Now and then, their hands brushed in small accidental contacts that felt strangely significant. It struck him how rare it was to share a task without having to watch every word, every glance.
When the bell in the upper hall tolled the seventh hour, he stepped back, surveying the arrangement. Everything was clean. Precise. Ready.
"Satisfactory," Marith said in a voice that tried to sound dismissive.
"That's generous praise."
A huff escaped her—half amusement, half exasperation.
Her hand hovered over the ledger, fingertips resting against the worn leather binding.
"You really don't remember everything, do you?" she asked quietly.
He held her gaze. Part of him wanted to lie—to say yes, to pretend he had not lost entire years.
"…No," he admitted.
Her eyes didn't narrow in suspicion. Instead, they softened.
"Then maybe you shouldn't try to do this alone."
"Do what?"
"Whatever it is you're planning."
She hesitated, then added more gently, "You look like you've already decided how it all ends."
He didn't reply. Because some part of him had decided. That was the only way he knew how to survive—to believe that if he was vigilant enough, nothing could surprise him again.
Marith studied him another moment, then shifted the ledger under her arm.
"You're not the only one who wants this place to burn," she said. "But be sure you survive to see it."
Then she turned and left him in the hush of polished glass and old smoke.
When the warlocks arrived, the tension in the air grew so dense it felt almost solid.
They came in a cluster of black cloaks stitched with jagged sigils and dangling bone charms. Beneath their hoods, their faces were smeared pale with bone dust, eyes hidden in shadow.
They moved as one murmuring shape.
"…the price has doubled…"
"…you think we fear the tithes…"
"…Valemont's accounts are not what you promised…"
Caesar felt the hair on his neck stand on end.
In the old timeline, he'd watched the Shrouded Isles collapse in a storm of cult wars and famine. A plague had followed, a wasting sickness that left the flesh riddled with black sores.
He tried to remember how it began. Whether it had started in this very chamber. But the memory blurred—half-seen, half-lost.
I should remember this, he thought, a chill crawling down his spine. I did remember—
"Careful," a voice murmured close to his ear.
He flinched.
Marith had slipped in beside him, her voice low.
"Don't stare," she said, not unkindly. "They'll notice."
"I wasn't—"
"You were."
She pressed a goblet into his hand. Her fingers were cold, steady.
"Just serve," she murmured. "Watch with your eyes, not your mouth."
And so they did.
Moving together among the guests—pouring, collecting, bowing. A small, silent partnership in the middle of a gathering no one would admit had taken place.
When he risked a glance toward the far end of the room, he saw Alaric at last—reclining in a carved chair that was too grand to be called anything but a throne. His silver hair gleamed in the candlelight. The fine weave of his robe caught every flicker of gold.
Though his head was turned toward the warlocks, Caesar felt the weight of his gaze the instant it flicked across him.

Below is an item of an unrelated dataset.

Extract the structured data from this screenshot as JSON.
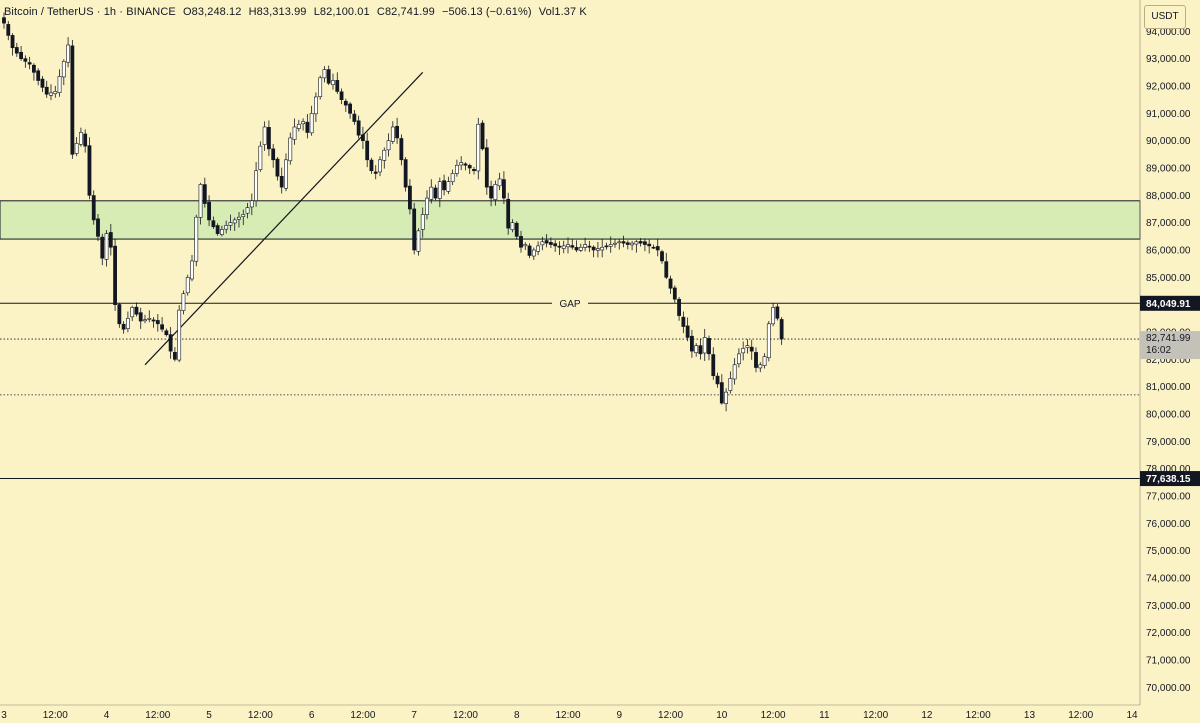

As if, even here, he was not forgotten.
Later, when the guests withdrew and the hush returned, Caesar stayed behind to gather cups and fold the stained linens.
He paused near the hearth, letting the warmth touch his raw hands.
I can't do this alone.
It wasn't a weakness to admit it. Just truth.
Marith slipped back in, ledger under one arm, watching him with that quiet, measuring look.
They didn't speak as they left the salon and stepped into the cold corridor beyond.
In the stillness, he realized that whatever else he'd lost—names, dates, the precise order of his old life—he hadn't lost everything.
Because he knew, standing there in the hush of torchlight and frost, that he wasn't alone anymore.
And if he could hold on to even that much, it might be enough.